Hukumonline.com – Komisi Pemberantasan Korupsi (KPK) menjerat 63 kepala daerah dalam kasus korupsi sepanjang 12 tahun terakhir dengan modus terbesar adalah pidana suap.
Ketua KPK Agus Rahardjo menuturkan pihaknya mengajak masyarakat untuk melakukan pengawasan terhadap calon yang akan maju dalam Pemilihan Kepala Daerah (Pilkada) 2017. Hal itu, sambungnya, merupakan langkah awal untuk menjaga integritas pesta demokrasi tersebut.
KPK menyatakan pihaknya menjerat sedikitnya 63 kepala daerah sepanjang 2004—2016 dengan modus terbesar adalah suap. Kepala daerah yang dimaksud terdiri dari 52 bupati/walikota dan 11 gubernur yang terjerat pelbagai kasus korupsi.
“Yang terbanyak itu modus penyuapan dengan 30 perkara,” kata Agus dalam keterangan resmi yang dikutip CNNIndonesia.com, Rabu (28/9). “Banyaknya kepala daerah yang terjerat, tentu menambah keprihatinan.”
Oleh karena itu, KPK mengimbau para pasangan bakal calon kepala daerah akan maju segera melaporkan harta kekayaannya. KPK sendiri memiliki mekanisme Laporan Harta Kekayaan Penyelenggara Negara terkait dengan transparansi harta penyelenggara negara.

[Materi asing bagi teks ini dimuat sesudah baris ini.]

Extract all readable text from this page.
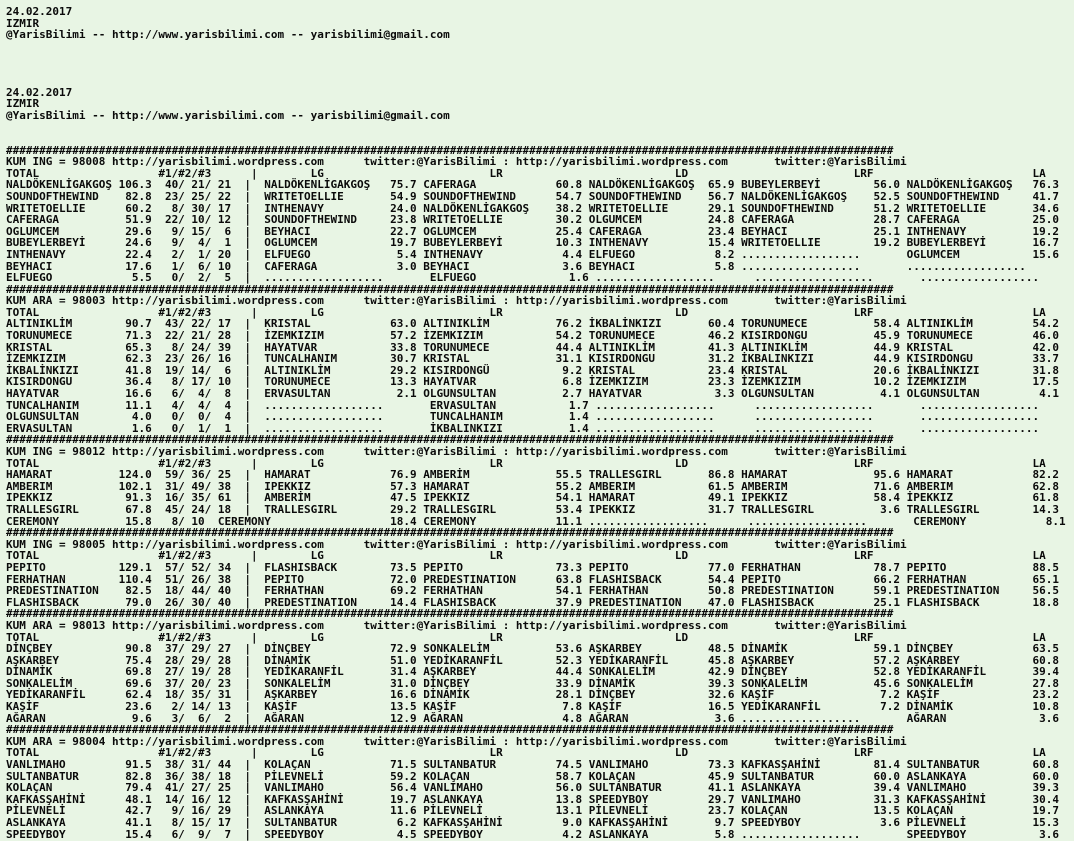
24.02.2017
IZMIR
@YarisBilimi -- http://www.yarisbilimi.com -- yarisbilimi@gmail.com
24.02.2017
IZMIR
@YarisBilimi -- http://www.yarisbilimi.com -- yarisbilimi@gmail.com
######################################################################################################################################
KUM ING = 98008 http://yarisbilimi.wordpress.com      twitter:@YarisBilimi : http://yarisbilimi.wordpress.com       twitter:@YarisBilimi
TOTAL                  #1/#2/#3      |        LG                         LR                          LD                         LRF                        LA
NALDÖKENLİGAKGOŞ 106.3  40/ 21/ 21  |  NALDÖKENLİGAKGOŞ   75.7 CAFERAGA            60.8 NALDÖKENLİGAKGOŞ  65.9 BUBEYLERBEYİ        56.0 NALDÖKENLİGAKGOŞ   76.3
SOUNDOFTHEWIND    82.8  23/ 25/ 22  |  WRITETOELLIE       54.9 SOUNDOFTHEWIND      54.7 SOUNDOFTHEWIND    56.7 NALDÖKENLİGAKGOŞ    52.5 SOUNDOFTHEWIND     41.7
WRITETOELLIE      60.2   8/ 30/ 17  |  INTHENAVY          24.0 NALDÖKENLİGAKGOŞ    38.2 WRITETOELLIE      29.1 SOUNDOFTHEWIND      51.2 WRITETOELLIE       34.6
CAFERAGA          51.9  22/ 10/ 12  |  SOUNDOFTHEWIND     23.8 WRITETOELLIE        30.2 OLGUMCEM          24.8 CAFERAGA            28.7 CAFERAGA           25.0
OGLUMCEM          29.6   9/ 15/  6  |  BEYHACI            22.7 OGLUMCEM            25.4 CAFERAGA          23.4 BEYHACI             25.1 INTHENAVY          19.2
BUBEYLERBEYİ      24.6   9/  4/  1  |  OGLUMCEM           19.7 BUBEYLERBEYİ        10.3 INTHENAVY         15.4 WRITETOELLIE        19.2 BUBEYLERBEYİ       16.7
INTHENAVY         22.4   2/  1/ 20  |  ELFUEGO             5.4 INTHENAVY            4.4 ELFUEGO            8.2 ..................       OGLUMCEM           15.6
BEYHACI           17.6   1/  6/ 10  |  CAFERAGA            3.0 BEYHACI              3.6 BEYHACI            5.8 ..................       ..................
ELFUEGO            5.5   0/  2/  5  |  ..................       ELFUEGO              1.6 ..................      ..................       ..................
######################################################################################################################################
KUM ARA = 98003 http://yarisbilimi.wordpress.com      twitter:@YarisBilimi : http://yarisbilimi.wordpress.com       twitter:@YarisBilimi
TOTAL                  #1/#2/#3      |        LG                         LR                          LD                         LRF                        LA
ALTINIKLİM        90.7  43/ 22/ 17  |  KRISTAL            63.0 ALTINIKLİM          76.2 İKBALİNKIZI       60.4 TORUNUMECE          58.4 ALTINIKLİM         54.2
TORUNUMECE        71.3  22/ 21/ 28  |  İZEMKIZIM          57.2 İZEMKIZIM           54.2 TORUNUMECE        46.2 KISIRDONGU          45.9 TORUNUMECE         46.0
KRISTAL           65.3   8/ 24/ 39  |  HAYATVAR           33.8 TORUNUMECE          44.4 ALTINIKLİM        41.3 ALTINIKLİM          44.9 KRISTAL            42.0
İZEMKIZIM         62.3  23/ 26/ 16  |  TUNCALHANIM        30.7 KRISTAL             31.1 KISIRDONGU        31.2 İKBALINKIZI         44.9 KISIRDONGU         33.7
İKBALİNKIZI       41.8  19/ 14/  6  |  ALTINIKLİM         29.2 KISIRDONGÜ           9.2 KRISTAL           23.4 KRISTAL             20.6 İKBALİNKIZI        31.8
KISIRDONGU        36.4   8/ 17/ 10  |  TORUNUMECE         13.3 HAYATVAR             6.8 İZEMKIZIM         23.3 İZEMKIZIM           10.2 İZEMKIZIM          17.5
HAYATVAR          16.6   6/  4/  8  |  ERVASULTAN          2.1 OLGUNSULTAN          2.7 HAYATVAR           3.3 OLGUNSULTAN          4.1 OLGUNSULTAN         4.1
TUNCALHANIM       11.1   4/  4/  4  |  ..................       ERVASULTAN           1.7 ..................      ..................       ..................
OLGUNSULTAN        4.0   0/  0/  4  |  ..................       TUNCALHANIM          1.4 ..................      ..................       ..................
ERVASULTAN         1.6   0/  1/  1  |  ..................       İKBALINKIZI          1.4 ..................      ..................       ..................
######################################################################################################################################
KUM ING = 98012 http://yarisbilimi.wordpress.com      twitter:@YarisBilimi : http://yarisbilimi.wordpress.com       twitter:@YarisBilimi
TOTAL                  #1/#2/#3      |        LG                         LR                          LD                         LRF                        LA
HAMARAT          124.0  59/ 36/ 25  |  HAMARAT            76.9 AMBERİM             55.5 TRALLESGIRL       86.8 HAMARAT             95.6 HAMARAT            82.2
AMBERIM          102.1  31/ 49/ 38  |  IPEKKIZ            57.3 HAMARAT             55.2 AMBERIM           61.5 AMBERIM             71.6 AMBERIM            62.8
IPEKKIZ           91.3  16/ 35/ 61  |  AMBERİM            47.5 IPEKKIZ             54.1 HAMARAT           49.1 IPEKKIZ             58.4 İPEKKIZ            61.8
TRALLESGIRL       67.8  45/ 24/ 18  |  TRALLESGIRL        29.2 TRALLESGIRL         53.4 IPEKKIZ           31.7 TRALLESGIRL          3.6 TRALLESGIRL        14.3
CEREMONY          15.8   8/ 10  CEREMONY                  18.4 CEREMONY            11.1 ..................      ..................       CEREMONY            8.1
######################################################################################################################################
KUM ING = 98005 http://yarisbilimi.wordpress.com      twitter:@YarisBilimi : http://yarisbilimi.wordpress.com       twitter:@YarisBilimi
TOTAL                  #1/#2/#3      |        LG                         LR                          LD                         LRF                        LA
PEPITO           129.1  57/ 52/ 34  |  FLASHISBACK        73.5 PEPITO              73.3 PEPITO            77.0 FERHATHAN           78.7 PEPITO             88.5
FERHATHAN        110.4  51/ 26/ 38  |  PEPITO             72.0 PREDESTINATION      63.8 FLASHISBACK       54.4 PEPITO              66.2 FERHATHAN          65.1
PREDESTINATION    82.5  18/ 44/ 40  |  FERHATHAN          69.2 FERHATHAN           54.1 FERHATHAN         50.8 PREDESTINATION      59.1 PREDESTINATION     56.5
FLASHISBACK       79.0  26/ 30/ 40  |  PREDESTINATION     14.4 FLASHISBACK         37.9 PREDESTINATION    47.0 FLASHISBACK         25.1 FLASHISBACK        18.8
######################################################################################################################################
KUM ARA = 98013 http://yarisbilimi.wordpress.com      twitter:@YarisBilimi : http://yarisbilimi.wordpress.com       twitter:@YarisBilimi
TOTAL                  #1/#2/#3      |        LG                         LR                          LD                         LRF                        LA
DİNÇBEY           90.8  37/ 29/ 27  |  DİNÇBEY            72.9 SONKALELİM          53.6 AŞKARBEY          48.5 DİNAMİK             59.1 DİNÇBEY            63.5
AŞKARBEY          75.4  28/ 29/ 28  |  DİNAMİK            51.0 YEDİKARANFİL        52.3 YEDİKARANFİL      45.8 AŞKARBEY            57.2 AŞKARBEY           60.8
DİNAMİK           69.8  27/ 19/ 28  |  YEDİKARANFİL       31.4 AŞKARBEY            44.4 SONKALELİM        42.9 DİNÇBEY             52.8 YEDİKARANFİL       39.4
SONKALELİM        69.6  37/ 20/ 23  |  SONKALELİM         31.0 DİNÇBEY             33.9 DİNAMİK           39.3 SONKALELİM          45.6 SONKALELİM         27.8
YEDİKARANFİL      62.4  18/ 35/ 31  |  AŞKARBEY           16.6 DİNAMİK             28.1 DİNÇBEY           32.6 KAŞİF                7.2 KAŞİF              23.2
KAŞİF             23.6   2/ 14/ 13  |  KAŞİF              13.5 KAŞİF                7.8 KAŞİF             16.5 YEDİKARANFİL         7.2 DİNAMİK            10.8
AĞARAN             9.6   3/  6/  2  |  AĞARAN             12.9 AĞARAN               4.8 AĞARAN             3.6 ..................       AĞARAN              3.6
######################################################################################################################################
KUM ARA = 98004 http://yarisbilimi.wordpress.com      twitter:@YarisBilimi : http://yarisbilimi.wordpress.com       twitter:@YarisBilimi
TOTAL                  #1/#2/#3      |        LG                         LR                          LD                         LRF                        LA
VANLIMAHO         91.5  38/ 31/ 44  |  KOLAÇAN            71.5 SULTANBATUR         74.5 VANLIMAHO         73.3 KAFKASŞAHİNİ        81.4 SULTANBATUR        60.8
SULTANBATUR       82.8  36/ 38/ 18  |  PİLEVNELİ          59.2 KOLAÇAN             58.7 KOLAÇAN           45.9 SULTANBATUR         60.0 ASLANKAYA          60.0
KOLAÇAN           79.4  41/ 27/ 25  |  VANLIMAHO          56.4 VANLIMAHO           56.0 SULTANBATUR       41.1 ASLANKAYA           39.4 VANLIMAHO          39.3
KAFKASŞAHİNİ      48.1  14/ 16/ 12  |  KAFKASŞAHİNİ       19.7 ASLANKAYA           13.8 SPEEDYBOY         29.7 VANLIMAHO           31.3 KAFKASŞAHİNİ       30.4
PİLEVNELİ         42.7   9/ 16/ 29  |  ASLANKAYA          11.6 PİLEVNELİ           13.1 PİLEVNELİ         23.7 KOLAÇAN             13.5 KOLAÇAN            19.7
ASLANKAYA         41.1   8/ 15/ 17  |  SULTANBATUR         6.2 KAFKASŞAHİNİ         9.0 KAFKASŞAHİNİ       9.7 SPEEDYBOY            3.6 PİLEVNELİ          15.3
SPEEDYBOY         15.4   6/  9/  7  |  SPEEDYBOY           4.5 SPEEDYBOY            4.2 ASLANKAYA          5.8 ..................       SPEEDYBOY           3.6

KPK membuka loket khusus penerimaan LHKPN untuk pasangan calon kepala daerah dalam Pilkada serentak 2017, yakni 21 September—3 Oktober 2016. Agus menuturkan pihaknya akan melakukan verifikasi terhadap semua formulir LHKPN yang diterima.
“Transparansi dilakukan untuk menegakkan integritas sebagai niat politik yang baik untuk menghadirkan kemaslahatan yang lebih luas,” katanya.

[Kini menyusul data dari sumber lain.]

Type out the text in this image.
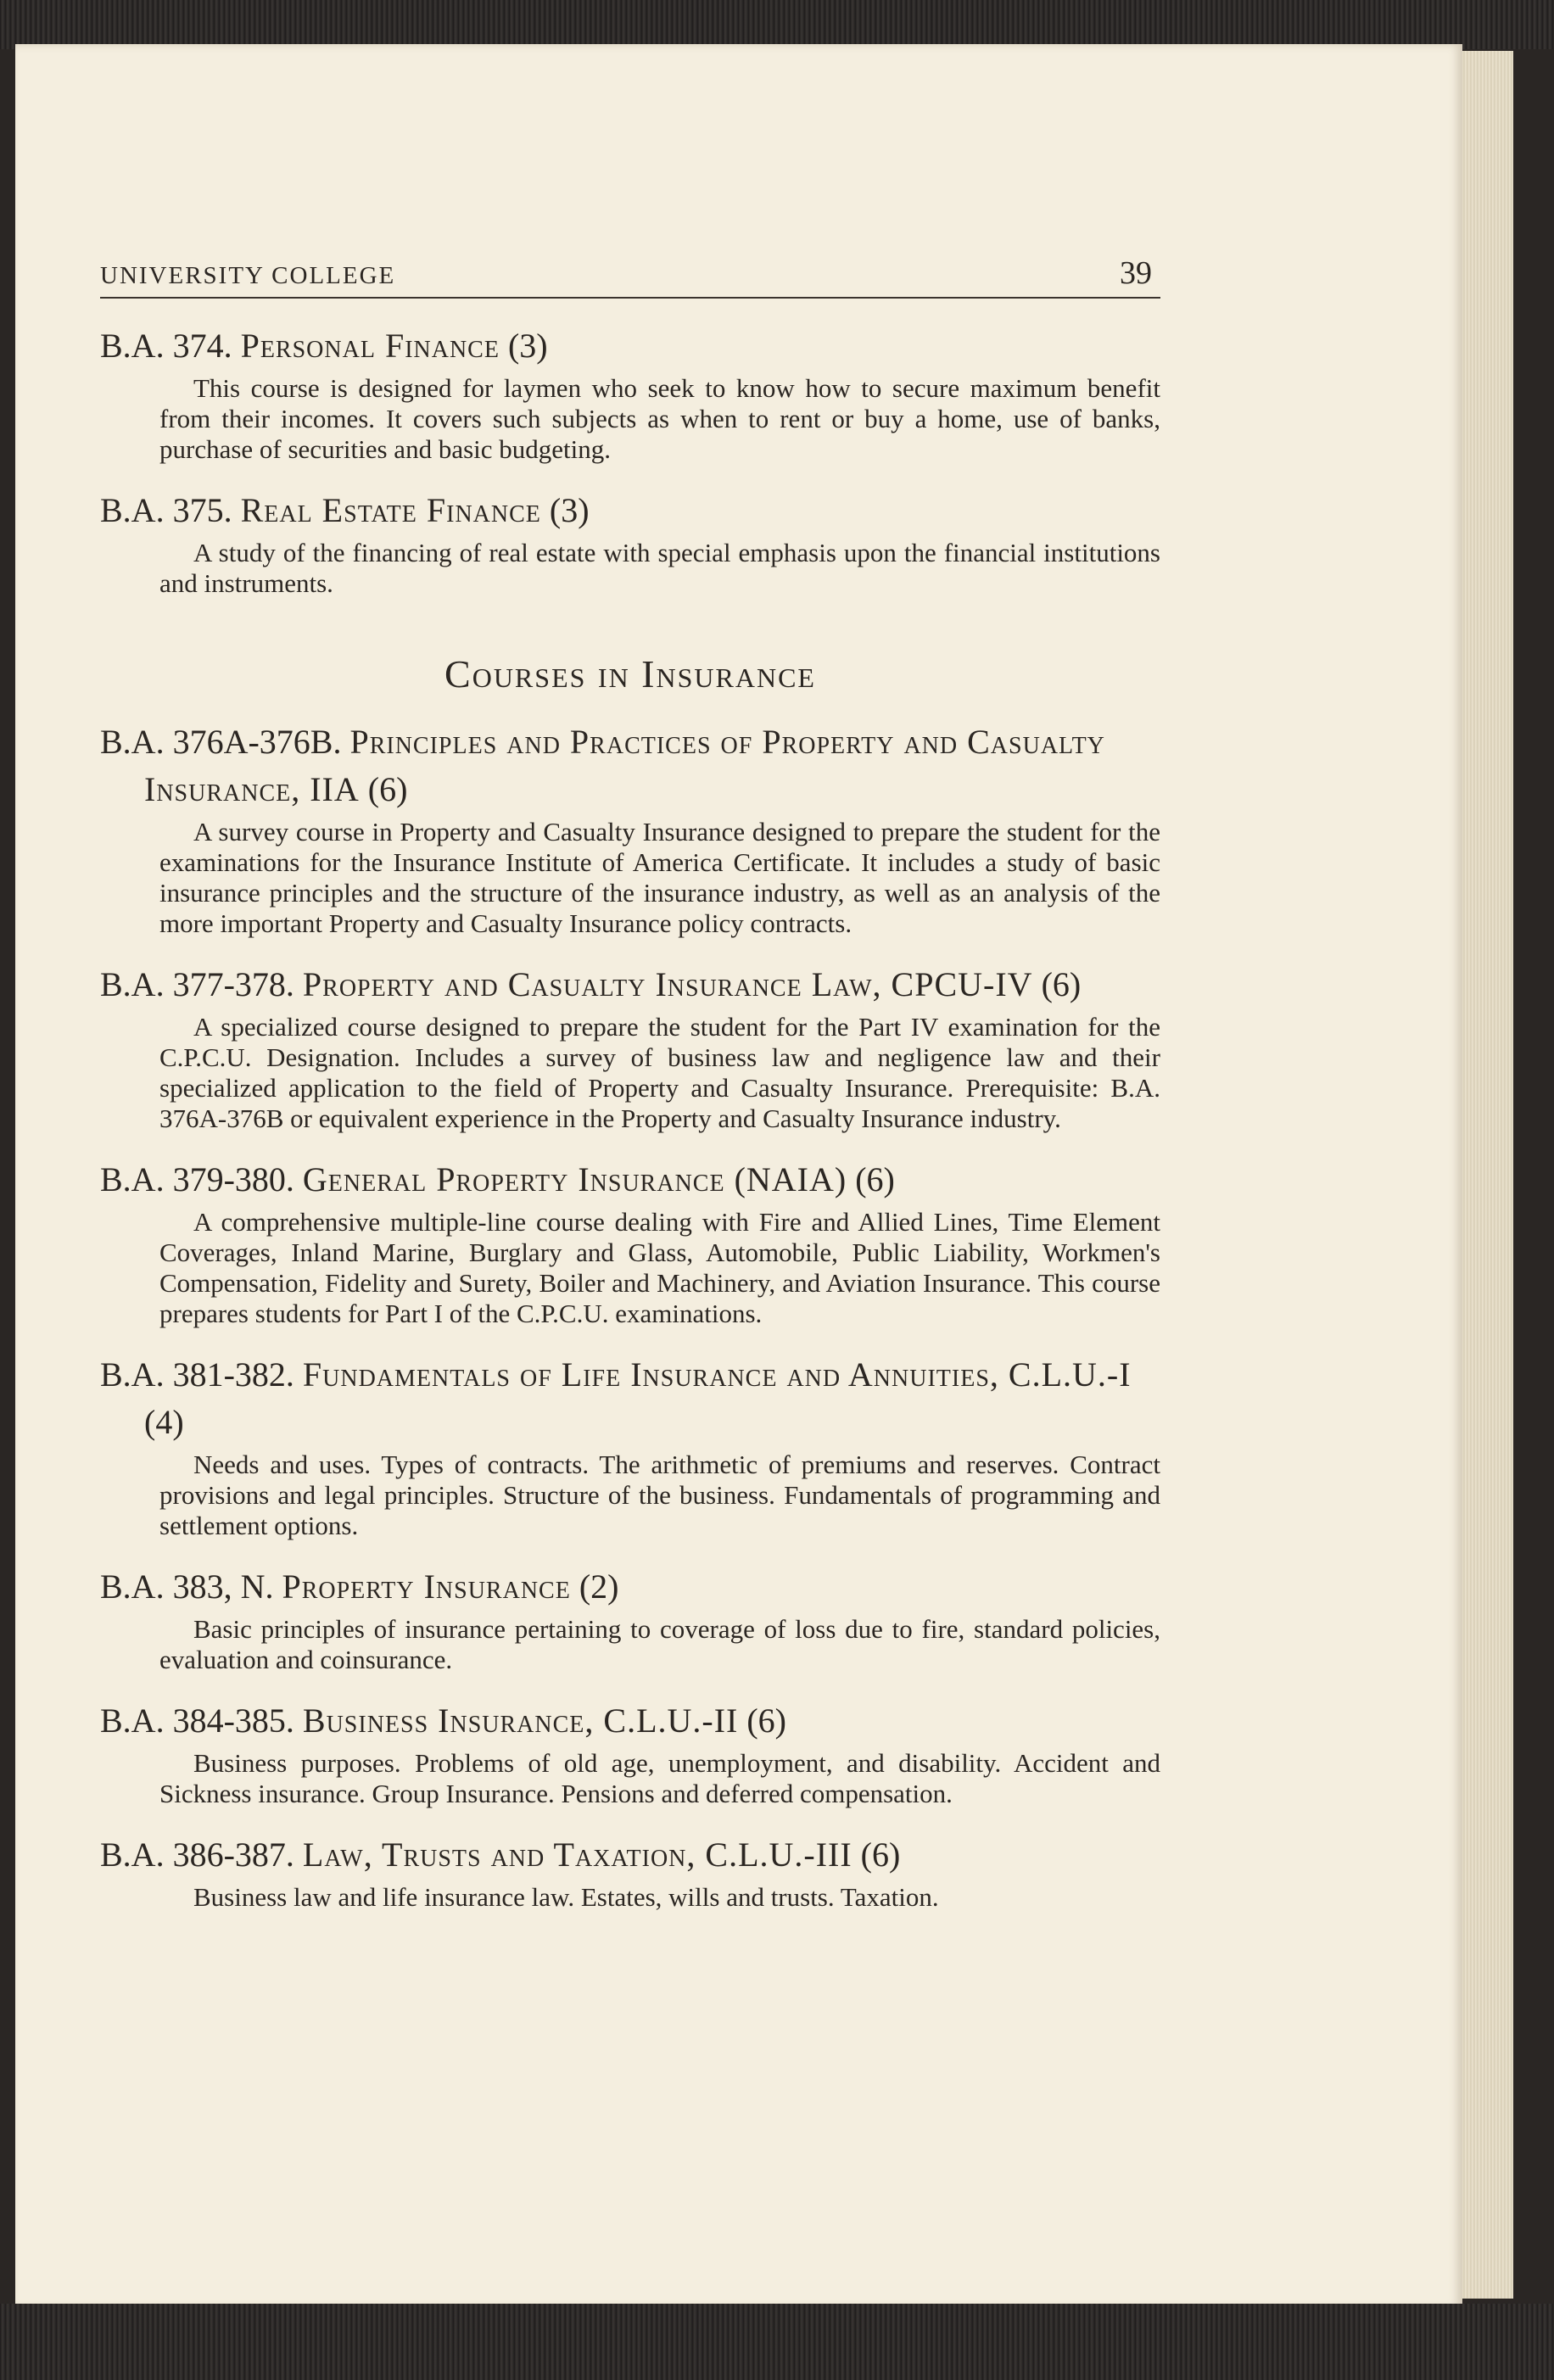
UNIVERSITY COLLEGE	39
B.A. 374. Personal Finance (3)
This course is designed for laymen who seek to know how to secure maximum benefit from their incomes. It covers such subjects as when to rent or buy a home, use of banks, purchase of securities and basic budgeting.
B.A. 375. Real Estate Finance (3)
A study of the financing of real estate with special emphasis upon the financial institutions and instruments.
Courses in Insurance
B.A. 376A-376B. Principles and Practices of Property and Casualty Insurance, IIA (6)
A survey course in Property and Casualty Insurance designed to prepare the student for the examinations for the Insurance Institute of America Certificate. It includes a study of basic insurance principles and the structure of the insurance industry, as well as an analysis of the more important Property and Casualty Insurance policy contracts.
B.A. 377-378. Property and Casualty Insurance Law, CPCU-IV (6)
A specialized course designed to prepare the student for the Part IV examination for the C.P.C.U. Designation. Includes a survey of business law and negligence law and their specialized application to the field of Property and Casualty Insurance. Prerequisite: B.A. 376A-376B or equivalent experience in the Property and Casualty Insurance industry.
B.A. 379-380. General Property Insurance (NAIA) (6)
A comprehensive multiple-line course dealing with Fire and Allied Lines, Time Element Coverages, Inland Marine, Burglary and Glass, Automobile, Public Liability, Workmen's Compensation, Fidelity and Surety, Boiler and Machinery, and Aviation Insurance. This course prepares students for Part I of the C.P.C.U. examinations.
B.A. 381-382. Fundamentals of Life Insurance and Annuities, C.L.U.-I (4)
Needs and uses. Types of contracts. The arithmetic of premiums and reserves. Contract provisions and legal principles. Structure of the business. Fundamentals of programming and settlement options.
B.A. 383, N. Property Insurance (2)
Basic principles of insurance pertaining to coverage of loss due to fire, standard policies, evaluation and coinsurance.
B.A. 384-385. Business Insurance, C.L.U.-II (6)
Business purposes. Problems of old age, unemployment, and disability. Accident and Sickness insurance. Group Insurance. Pensions and deferred compensation.
B.A. 386-387. Law, Trusts and Taxation, C.L.U.-III (6)
Business law and life insurance law. Estates, wills and trusts. Taxation.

Transaksi Melalui Rekening
Terpisah, laporan Perkumpulan untuk Pemilu dan Demokrasi (Perludem) soal dana kampanye pada 2015 merekomendasikan Komisi Pemilihan Umum (KPU) harus memastikan semua penerimaan maupun pengeluaran harus melalui rekening.
Para penyumbang, demikian Perludem, harus memenuhi syarat tertentu dengan mengisi formulir, dan menyatakan dana itu legal.
“Pasangan calon tak hanya membuat laporan awal dan akhir, tetapi juga laporan berkala,” kata Titi Anggraini, Direktur Eksekutif Perludem dalam laporan tersebut. “Laporan harus dipublikasikan secara luas melalui website lembaga penyelenggara Pemilu.”